I have read 3 novels & John is working on his third jigsaw puzzle. This is day 12 of the 30 day study.

On our first night here, I was pretty soundly asleep, when I heard the motor on the bed and it elevated my head slightly, and stopped. Due to my sleepiness, I didn’t rouse much. After the bed’s bizarre behavior had happened twice more, I had awakened sufficiently to recognize the need to trot to the little girl ‘s room. “What the?” When I returned and started to get into bed, the top half of the bed was all the way up! Perpendicular! As if sitting up straight!

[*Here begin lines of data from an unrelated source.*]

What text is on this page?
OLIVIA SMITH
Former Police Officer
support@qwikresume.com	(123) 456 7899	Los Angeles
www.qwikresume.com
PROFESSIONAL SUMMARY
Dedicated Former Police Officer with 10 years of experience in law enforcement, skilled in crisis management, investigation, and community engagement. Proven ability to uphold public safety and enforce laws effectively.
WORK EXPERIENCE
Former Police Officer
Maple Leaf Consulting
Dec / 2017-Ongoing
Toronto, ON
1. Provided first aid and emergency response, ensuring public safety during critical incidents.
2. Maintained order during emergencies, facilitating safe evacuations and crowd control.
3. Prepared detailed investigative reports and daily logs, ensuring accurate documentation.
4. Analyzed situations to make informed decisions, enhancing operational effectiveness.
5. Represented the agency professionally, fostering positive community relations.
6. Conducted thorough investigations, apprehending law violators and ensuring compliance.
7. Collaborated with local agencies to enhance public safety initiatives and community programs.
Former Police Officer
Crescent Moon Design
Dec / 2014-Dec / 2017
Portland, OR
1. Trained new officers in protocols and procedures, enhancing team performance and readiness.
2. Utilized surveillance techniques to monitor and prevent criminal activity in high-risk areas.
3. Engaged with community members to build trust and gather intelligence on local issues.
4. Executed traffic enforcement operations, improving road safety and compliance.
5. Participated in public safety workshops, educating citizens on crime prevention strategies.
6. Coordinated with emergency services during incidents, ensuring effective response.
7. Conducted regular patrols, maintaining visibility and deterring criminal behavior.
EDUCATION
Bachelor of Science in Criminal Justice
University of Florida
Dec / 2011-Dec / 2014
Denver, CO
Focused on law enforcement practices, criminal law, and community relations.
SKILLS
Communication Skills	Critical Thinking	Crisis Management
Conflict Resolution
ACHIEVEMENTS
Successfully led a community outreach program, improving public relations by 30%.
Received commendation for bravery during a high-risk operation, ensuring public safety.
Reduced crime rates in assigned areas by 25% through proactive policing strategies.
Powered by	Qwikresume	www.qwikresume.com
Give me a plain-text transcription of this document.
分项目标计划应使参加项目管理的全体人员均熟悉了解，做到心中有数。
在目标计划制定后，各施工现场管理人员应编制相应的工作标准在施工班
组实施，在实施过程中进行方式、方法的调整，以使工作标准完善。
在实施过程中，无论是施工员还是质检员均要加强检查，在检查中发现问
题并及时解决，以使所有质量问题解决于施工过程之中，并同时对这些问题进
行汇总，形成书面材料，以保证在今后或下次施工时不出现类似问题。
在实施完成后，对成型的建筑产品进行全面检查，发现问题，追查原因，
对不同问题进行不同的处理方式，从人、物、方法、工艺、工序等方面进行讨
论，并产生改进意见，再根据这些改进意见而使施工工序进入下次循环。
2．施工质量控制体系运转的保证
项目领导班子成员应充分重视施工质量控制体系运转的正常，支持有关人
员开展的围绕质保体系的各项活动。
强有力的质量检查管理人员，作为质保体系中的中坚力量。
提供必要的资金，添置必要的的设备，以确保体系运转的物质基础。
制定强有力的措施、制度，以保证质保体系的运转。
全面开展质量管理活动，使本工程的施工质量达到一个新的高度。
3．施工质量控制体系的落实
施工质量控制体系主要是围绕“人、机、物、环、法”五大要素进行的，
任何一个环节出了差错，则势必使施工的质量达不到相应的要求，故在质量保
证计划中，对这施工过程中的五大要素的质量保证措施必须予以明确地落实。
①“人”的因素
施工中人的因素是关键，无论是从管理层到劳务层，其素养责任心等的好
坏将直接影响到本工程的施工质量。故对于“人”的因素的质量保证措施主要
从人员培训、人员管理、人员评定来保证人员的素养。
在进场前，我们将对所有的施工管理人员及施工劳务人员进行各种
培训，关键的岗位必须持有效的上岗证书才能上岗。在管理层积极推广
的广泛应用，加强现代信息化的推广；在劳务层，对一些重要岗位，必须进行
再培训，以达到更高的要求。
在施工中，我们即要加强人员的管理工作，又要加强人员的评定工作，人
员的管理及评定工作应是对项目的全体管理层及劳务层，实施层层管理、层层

The bed’s shenanigans had aroused John enough, that he thought I was having a hard time sleeping, not realizing I wasn’t in the bed, till I returned from the bathroom. We unplugged the bed, after coaxing it to lay back down.

When we reported the malfunction to the medic, Doug, in the morning, he related what had transpired, the last time the dorm had been used. The clinic had had a larger study going on and the room had been full of ladies. They had come running out of the room declaring one of the beds was possessed. He thought they were just messing with him, talking about poltergeist. The bed never acted out when he was in the room.

Doug had a good laugh, when John told him, ‘When he’d plugged the bed in, he’d noticed that the grounding prong was missing. So we’d figured that must account for the strange happenings.’